This is the printable cover for Brroom.
Since I use it to make labels, it's tailored to my printer and browser (IE7) settings. It might not look or print as nicely on your PC.
I suggest you try a print preview and/or low-ink draft print before trying to print actual labels.
Make sure you configure your browser to print backgrounds, or the images won't print.
Set your left/right printer margins to 0.75 and your top/bottom margins to 0.50.
During my first winter in Bellingham, I enjoyed the cool, clean, rainy air so much that I never turned on the heat! I spent most of my waking life in my cold ("brr") room, either working, watching movies, reading, or making music.
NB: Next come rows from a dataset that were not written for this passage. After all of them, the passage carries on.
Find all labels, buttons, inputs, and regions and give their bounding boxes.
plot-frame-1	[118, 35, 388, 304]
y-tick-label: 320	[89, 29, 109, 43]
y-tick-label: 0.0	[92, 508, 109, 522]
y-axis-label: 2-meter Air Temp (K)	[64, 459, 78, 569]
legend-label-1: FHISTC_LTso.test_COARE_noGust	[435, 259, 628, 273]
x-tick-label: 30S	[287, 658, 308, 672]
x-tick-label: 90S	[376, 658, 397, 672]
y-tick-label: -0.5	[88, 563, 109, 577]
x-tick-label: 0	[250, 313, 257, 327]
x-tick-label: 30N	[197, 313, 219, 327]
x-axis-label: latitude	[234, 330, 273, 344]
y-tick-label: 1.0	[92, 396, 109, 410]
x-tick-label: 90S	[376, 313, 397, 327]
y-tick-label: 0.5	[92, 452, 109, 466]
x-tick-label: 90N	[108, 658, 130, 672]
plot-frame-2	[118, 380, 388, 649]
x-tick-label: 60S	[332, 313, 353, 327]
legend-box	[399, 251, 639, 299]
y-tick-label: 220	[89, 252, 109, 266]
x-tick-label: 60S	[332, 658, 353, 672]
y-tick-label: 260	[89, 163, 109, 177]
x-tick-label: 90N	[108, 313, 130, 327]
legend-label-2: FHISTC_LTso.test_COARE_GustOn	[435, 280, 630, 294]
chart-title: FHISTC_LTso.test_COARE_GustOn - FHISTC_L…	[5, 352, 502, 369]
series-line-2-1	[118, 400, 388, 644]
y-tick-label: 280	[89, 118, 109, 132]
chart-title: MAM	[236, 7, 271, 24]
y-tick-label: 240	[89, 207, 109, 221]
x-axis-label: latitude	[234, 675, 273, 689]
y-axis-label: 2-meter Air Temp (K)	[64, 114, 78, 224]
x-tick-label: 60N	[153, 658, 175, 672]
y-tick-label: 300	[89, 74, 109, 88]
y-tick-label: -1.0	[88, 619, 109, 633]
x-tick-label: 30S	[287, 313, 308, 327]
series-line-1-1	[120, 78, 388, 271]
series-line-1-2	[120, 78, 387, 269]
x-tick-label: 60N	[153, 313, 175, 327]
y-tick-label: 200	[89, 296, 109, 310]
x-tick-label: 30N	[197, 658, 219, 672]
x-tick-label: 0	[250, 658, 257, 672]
My excursions into the "real world" dwindled to once or twice a week; sometimes, if it was raining and really cold on the weekend, I wouldn't go outside for an entire week. After a while, I started missing seeing people outside on the trails (since it got dark earlier) and now that Christmas was over, I had no social opportunities planned for the next year. A rare thing happened. I began to feel a bit (ahem) lonely (cough). Fortunately (and characteristically), I didn't just play games and mope around in front of the TV; instead, I threw myself into tasks. I sorted all my receipts and records from the past 10 years, catalogued my old practice tapes, learned Logic (before it was bought by Apple), became very active on music newsgroups, and upgraded my main sequencer to Sonar. As part of the learning process, I created lots of test songs, which, although started during a small time period (January-February 2002) in a small room, are stylistically wide-ranging, my main taste of adventure during that time.
These songs were started in 2002 using either Cakewalk / Sonar or Logic, and then finished in 2004 using Sonar 3.1.1. "Click" and "Early" have vocals and "Freedom Clock" has guitar piped through the Pod Pro. The Triton makes the rest of the noises.